# Finding sets of heavily intersecting objects, while minimizing their size [closed]

Assume I have some array $a$ of length $n$.

If I place the elements contained in the array $a$ into a $\sqrt{n} \times \sqrt{n}$ matrix, then every row "intersects" with every column. That is, I cannot pick a row s.t. it will not intersect with all columns. In addition, I can "reach" each element in the matrix via a column and via a row vector. The row/column length is $\sqrt{n}$.

I'm not sure how to state this problem in more general terms or what would be a related field of research. Basically I am trying to find two sets $A$, $B$ of vectors/objects such that it holds that each element from $A$ intersects with all vectors from $B$ and in addition each element from $a$ should appear at least once in each set.

I was wondering whether the objects can be made even smaller by increasing the dimension to something bigger than 2. For instance, for dimension 3 I could have one set of planes and one set of orthogonal vectors. For these two sets it holds that every element from one set will intersect with every element from the other set. However, when placing the elements from the array $a$ into such a 3 dimensional cube, I would have planes that are composed of $\sqrt{n} \cdot \sqrt{n}$ elements and $\sqrt{n}$ sized vectors.

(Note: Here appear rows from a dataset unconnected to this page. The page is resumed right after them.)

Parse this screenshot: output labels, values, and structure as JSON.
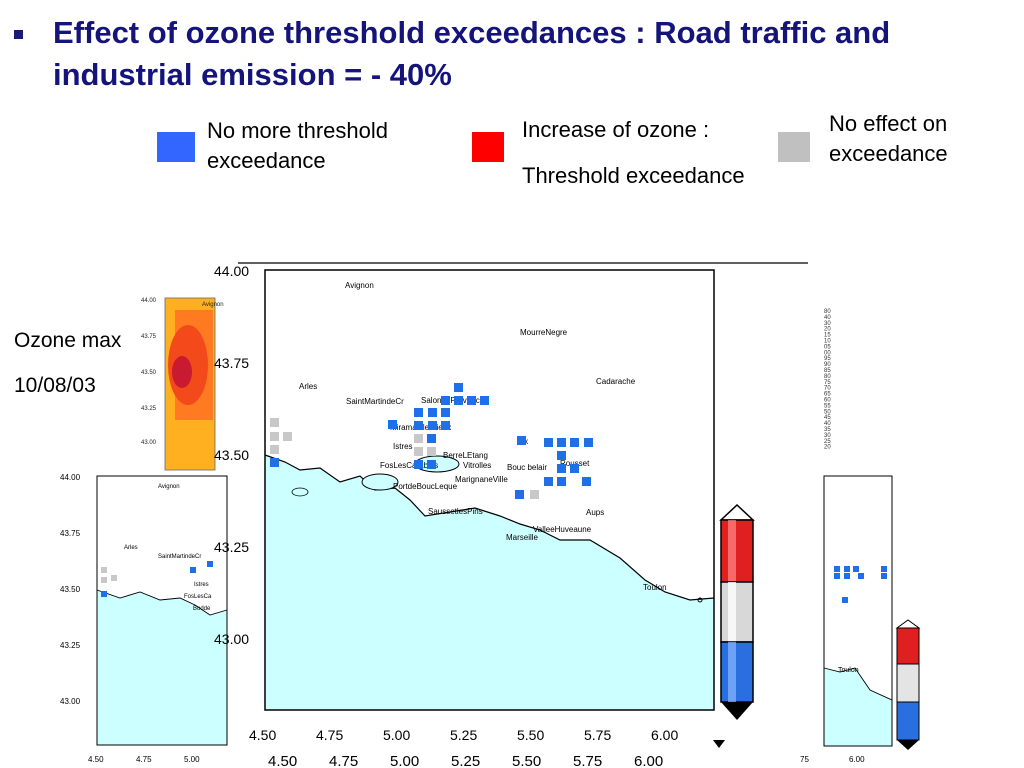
{
  "title": "Effect of ozone threshold exceedances : Road traffic and industrial emission = - 40%",
  "legend": [
    {
      "color": "#3366ff",
      "label_line1": "No more threshold",
      "label_line2": "exceedance"
    },
    {
      "color": "#ff0000",
      "label_line1": "Increase of ozone :",
      "label_line2": "Threshold exceedance"
    },
    {
      "color": "#c0c0c0",
      "label_line1": "No effect on",
      "label_line2": "exceedance"
    }
  ],
  "side_label": {
    "line1": "Ozone max",
    "line2": "10/08/03"
  },
  "map": {
    "lat_ticks": [
      "44.00",
      "43.75",
      "43.50",
      "43.25",
      "43.00"
    ],
    "lon_ticks": [
      "4.50",
      "4.75",
      "5.00",
      "5.25",
      "5.50",
      "5.75",
      "6.00"
    ],
    "lon_ticks_back": [
      "4.50",
      "4.75",
      "5.00",
      "5.25",
      "5.50",
      "5.75",
      "6.00"
    ],
    "places": [
      "Avignon",
      "MourreNegre",
      "Arles",
      "Cadarache",
      "SaintMartindeCr",
      "SalondeProvence",
      "Miramas le Vieux",
      "Aix",
      "Istres",
      "BerreLEtang",
      "Vitrolles",
      "Bouc belair",
      "Rousset",
      "FosLesCarabins",
      "MarignaneVille",
      "PortdeBoucLeque",
      "SaussetlesPins",
      "Aups",
      "ValleeHuveaune",
      "Marseille",
      "Toulon"
    ],
    "colors": {
      "sea": "#ccffff",
      "land": "#ffffff",
      "blue": "#1f6fe8",
      "grey": "#c8c8c8",
      "red": "#e32222"
    }
  },
  "left_map": {
    "lat_ticks": [
      "44.00",
      "43.75",
      "43.50",
      "43.25",
      "43.00"
    ],
    "lon_ticks": [
      "4.50",
      "4.75",
      "5.00"
    ],
    "places": [
      "Avignon",
      "Arles",
      "SaintMartindeCr",
      "Istres",
      "FosLesCa",
      "Bodde"
    ]
  },
  "small_map": {
    "lat_ticks": [
      "44.00",
      "43.75",
      "43.50",
      "43.25",
      "43.00"
    ],
    "place": "Avignon"
  },
  "right_map": {
    "places": [
      "Toulon"
    ],
    "lon_ticks": [
      "75",
      "6.00"
    ]
  },
  "color_scale": [
    "80",
    "40",
    "30",
    "20",
    "15",
    "10",
    "05",
    "00",
    "95",
    "90",
    "85",
    "80",
    "75",
    "70",
    "65",
    "60",
    "55",
    "50",
    "45",
    "40",
    "35",
    "30",
    "25",
    "20"
  ]
}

Here, the sum of two objects from these two sets is bigger than in the matrix example.

I would like to minimize the total size of objects, one from each set for a given dimension. What would be a related field of study to look at? Is dimension 2, i.e., the matrix already the best possible solution? If so, how would I show that?

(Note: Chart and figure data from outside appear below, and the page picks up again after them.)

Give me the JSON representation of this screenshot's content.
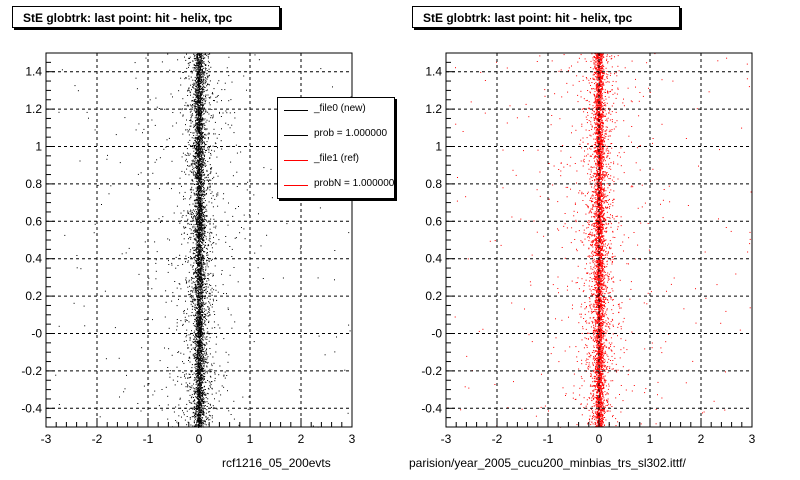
{
  "panels": [
    {
      "title": "StE globtrk: last point: hit - helix, tpc",
      "footer": "rcf1216_05_200evts",
      "color": "#000000"
    },
    {
      "title": "StE globtrk: last point: hit - helix, tpc",
      "footer": "parision/year_2005_cucu200_minbias_trs_sl302.ittf/",
      "color": "#ff0000"
    }
  ],
  "legend": {
    "entries": [
      {
        "label": "_file0 (new)",
        "color": "#000000"
      },
      {
        "label": "prob = 1.000000",
        "color": "#000000"
      },
      {
        "label": "_file1 (ref)",
        "color": "#ff0000"
      },
      {
        "label": "probN = 1.000000",
        "color": "#ff0000"
      }
    ]
  },
  "corner_stamp": "",
  "chart_data": [
    {
      "type": "scatter",
      "title": "StE globtrk: last point: hit - helix, tpc",
      "xlim": [
        -3,
        3
      ],
      "ylim": [
        -0.5,
        1.5
      ],
      "xticks": [
        "-3",
        "-2",
        "-1",
        "0",
        "1",
        "2",
        "3"
      ],
      "yticks": [
        "-0.4",
        "-0.2",
        "-0",
        "0.2",
        "0.4",
        "0.6",
        "0.8",
        "1",
        "1.2",
        "1.4"
      ],
      "grid": true,
      "series": [
        {
          "name": "_file0 (new)",
          "color": "#000000",
          "center_x": 0,
          "core_width": 0.15
        }
      ]
    },
    {
      "type": "scatter",
      "title": "StE globtrk: last point: hit - helix, tpc",
      "xlim": [
        -3,
        3
      ],
      "ylim": [
        -0.5,
        1.5
      ],
      "xticks": [
        "-3",
        "-2",
        "-1",
        "0",
        "1",
        "2",
        "3"
      ],
      "yticks": [
        "-0.4",
        "-0.2",
        "-0",
        "0.2",
        "0.4",
        "0.6",
        "0.8",
        "1",
        "1.2",
        "1.4"
      ],
      "grid": true,
      "series": [
        {
          "name": "_file1 (ref)",
          "color": "#ff0000",
          "center_x": 0,
          "core_width": 0.15
        }
      ]
    }
  ]
}
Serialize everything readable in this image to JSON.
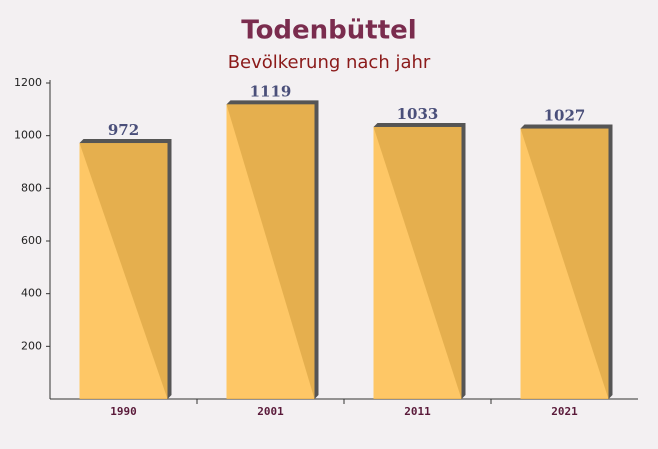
{
  "chart_data": {
    "type": "bar",
    "title": "Todenbüttel",
    "subtitle": "Bevölkerung nach jahr",
    "categories": [
      "1990",
      "2001",
      "2011",
      "2021"
    ],
    "values": [
      972,
      1119,
      1033,
      1027
    ],
    "color": "#ffc04d",
    "ylim": [
      0,
      1200
    ],
    "yticks": [
      200,
      400,
      600,
      800,
      1000,
      1200
    ],
    "grid": false
  }
}
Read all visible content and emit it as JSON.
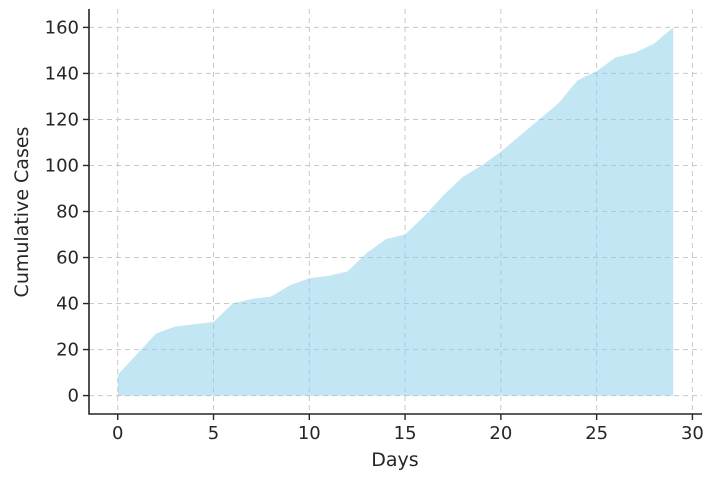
{
  "chart_data": {
    "type": "area",
    "title": "",
    "xlabel": "Days",
    "ylabel": "Cumulative Cases",
    "xlim": [
      -1.5,
      30.5
    ],
    "ylim": [
      -8,
      168
    ],
    "xticks": [
      0,
      5,
      10,
      15,
      20,
      25,
      30
    ],
    "yticks": [
      0,
      20,
      40,
      60,
      80,
      100,
      120,
      140,
      160
    ],
    "grid": true,
    "fill_color": "#87ceeb",
    "fill_opacity": 0.5,
    "series": [
      {
        "x": [
          0,
          1,
          2,
          3,
          4,
          5,
          6,
          7,
          8,
          9,
          10,
          11,
          12,
          13,
          14,
          15,
          16,
          17,
          18,
          19,
          20,
          21,
          22,
          23,
          24,
          25,
          26,
          27,
          28,
          29
        ],
        "values": [
          9,
          18,
          27,
          30,
          31,
          32,
          40,
          42,
          43,
          48,
          51,
          52,
          54,
          62,
          68,
          70,
          78,
          87,
          95,
          100,
          106,
          113,
          120,
          127,
          137,
          141,
          147,
          149,
          153,
          160
        ]
      }
    ]
  }
}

• I don't understand your question. Do you want two partitions of an $n$ element set such that each part from one partition intersects each part from the other partition? Then $\sqrt n$ is indeed best possible. – domotorp Sep 1 '16 at 9:05
• Yes that is pretty much it. How can I see that $\sqrt{n}$ is optimal? – simsim Sep 1 '16 at 9:06
• This is really not a research level question. I recommend you ask on some other forum, or look here and figure it out: en.wikipedia.org/wiki/Young_tableau – domotorp Sep 1 '16 at 16:37

If I understand right, you are interested in finite projective planes. These are the maximum combinatoric set systems in which all sets intersect each other exactly once. To briefly answer your question, you can "improve" your construction by getting up to $\Omega(n)$ sets of size $\Omega(n^{1/2})$ and still enforcing the property that any two sets intersect on exactly one element (note: this only works for certain $n$, e.g. $n$ = square of a prime).
I assume you have some unstated restriction on your sets that rules out the construction $\{1, 2\}, \{1, 3\}, \{1, 4\} ...$ in which case your sets have size two but all pairs intersect on exactly one element?